Bicanca N. 16 anos "A infância é a melhor fase da vida. É nesta fase que fazemos muitas descobertas, que sonhamos, acordamos e continuamos a viver fantasias. É ser herói e bandido o mesmo dia. É poder brincar sem ter hora marcada; correr, rir, pular até cansar. É ser livre para poder sonhar; é ter amigos e viver num mundo que é só seu; é viver sem preocupações. Infância é à base do resto de nossa vida, é onde aprendemos valores que vão formar nosso caráter; É quando fazemos escolhas. A infância é um mundo maravilhoso onde não deveríamos achar o portão de saída, ou seja, não deveria ter idade para acabar".
Ao longo dos textos das alunas vejo surgir diferentes ideias que vão se complementando e trazendo a tona às várias faces da infância que na verdade são indissociáveis, entrelaçando-se entre si e criando, no conjunto, a partir do pensamento e olhar de cada um, a concepção que muitos teóricos apontam em seus estudos em relação a esta etapa do desenvolvimento. Nesse sentido, além das características são lembrados também os referenciais que contribuem não só para a vivência tranquila do “ser criança”, mas também para formar bases seguras para a vivência das próximas fases da vida.

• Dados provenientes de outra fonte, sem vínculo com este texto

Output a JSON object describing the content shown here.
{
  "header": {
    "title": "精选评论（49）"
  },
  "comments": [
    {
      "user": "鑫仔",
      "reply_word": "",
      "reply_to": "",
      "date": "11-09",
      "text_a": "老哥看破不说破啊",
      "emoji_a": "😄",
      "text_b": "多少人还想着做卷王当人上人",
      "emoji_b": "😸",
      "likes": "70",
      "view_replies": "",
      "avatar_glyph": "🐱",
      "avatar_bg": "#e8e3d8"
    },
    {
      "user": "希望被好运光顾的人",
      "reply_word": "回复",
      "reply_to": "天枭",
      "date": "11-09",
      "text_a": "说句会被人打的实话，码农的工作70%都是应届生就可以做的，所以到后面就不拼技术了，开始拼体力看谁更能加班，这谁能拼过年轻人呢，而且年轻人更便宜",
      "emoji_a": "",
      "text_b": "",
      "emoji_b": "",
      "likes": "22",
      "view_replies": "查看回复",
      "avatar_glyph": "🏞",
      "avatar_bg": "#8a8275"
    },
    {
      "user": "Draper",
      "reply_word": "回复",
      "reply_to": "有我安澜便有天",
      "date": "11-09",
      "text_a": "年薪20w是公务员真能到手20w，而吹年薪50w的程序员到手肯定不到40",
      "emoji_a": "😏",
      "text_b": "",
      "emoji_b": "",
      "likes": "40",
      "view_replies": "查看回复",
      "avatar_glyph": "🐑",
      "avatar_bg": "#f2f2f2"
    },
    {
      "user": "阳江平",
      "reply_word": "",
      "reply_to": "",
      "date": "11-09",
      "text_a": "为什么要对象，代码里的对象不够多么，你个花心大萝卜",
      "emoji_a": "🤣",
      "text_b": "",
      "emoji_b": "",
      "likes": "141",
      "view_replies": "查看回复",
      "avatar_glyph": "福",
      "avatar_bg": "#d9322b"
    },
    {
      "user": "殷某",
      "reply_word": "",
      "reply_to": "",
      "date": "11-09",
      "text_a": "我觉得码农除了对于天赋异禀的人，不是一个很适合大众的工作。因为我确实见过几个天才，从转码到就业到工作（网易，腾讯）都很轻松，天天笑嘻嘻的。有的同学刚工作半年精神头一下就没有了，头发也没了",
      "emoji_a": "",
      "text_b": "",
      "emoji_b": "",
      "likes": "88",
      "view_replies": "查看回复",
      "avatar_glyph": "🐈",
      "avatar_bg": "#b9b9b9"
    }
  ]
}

Sendo que, as referências familiares têm seus vínculos no afeto, no respeito, no exemplo positivo, no acolhimento, sejam esses elementos oferecidos por pais biológicos ou por aqueles que desempenham esse papel, avós, tios, padrinhos, irmãos ou mesmo pais adotivos. A qualidade dessas relações podem vir a ser o espelho, com reflexos positivos ou negativos na vida da criança, considerando, no entanto, que nada é definitivo e que diversos e inesperados são os fatores que interferem em nossas atitudes durante toda a vida mesmo quando se tem uma formação familiar adequada, equilibrada e repleta de afeto. Falo de eventos como perdas, traumas, mudanças bruscas de vida, de rotina, solidão, doenças, casamento, filhos, entre outros. Encontrei outra referência de uma aluna do EJA, que aponta a responsabilidade e influência não só da família, mas do ambiente no desenvolvimento infantil. Fazendo essa reflexão escolhi uma das citações das minhas alunas adultas que retrata um pouco de tudo que foi escrito até aqui, mas com uma visão adulta, menos sonhadora e mais real, que me emocionou porque mostra o quanto é forte o abandono de nossas crianças, o quanto está sendo distorcida, deturpada, robotizada, industrializada, esquecida a fase do brincar e o quanto nós educadores necessitamos repensar nossas ações, nossa postura e nosso trabalho junto aos pais e responsáveis.
Judite C. 38 anos "Vivemos numa crise social onde, lamentavelmente os referenciais familiares sólidos estão trincados, ou seja, percebe-se uma fragilidade crescente nas relações e estrutura familiar. As crianças, muitas vezes, sofrem as consequências da insatisfação e das crises dos adultos. Acredito que esse seja o principal motivo pelo qual as pessoas tenham dificuldade de pensar uma concepção de infância desvinculada das atrocidades que presenciamos na atualidade: violência, abandono, negligência, maus tratos".
Avaliando essas formas de pensar, entender e definir a infância, espero, com este texto, possa contribuir para que educadores como eu, pais e leitores observem, falem, olhem, escutem nossas crianças, superando a visão “ adultocêntrica” que nos venda os olhos para a cultura infantil, nos impedindo não só de aprender com o imaginário das crianças, principalmente impedindo que esse imaginário se manifeste de forma a permitir um crescimento emocional saudável, sem queimar etapas, fazendo com que elas busquem significado para o mundo que as rodeia e no qual estão inseridas através de suas próprias descobertas e da evolução natural de seus conceitos sem assassinar seus sonhos com nosso desencantamento de adulto.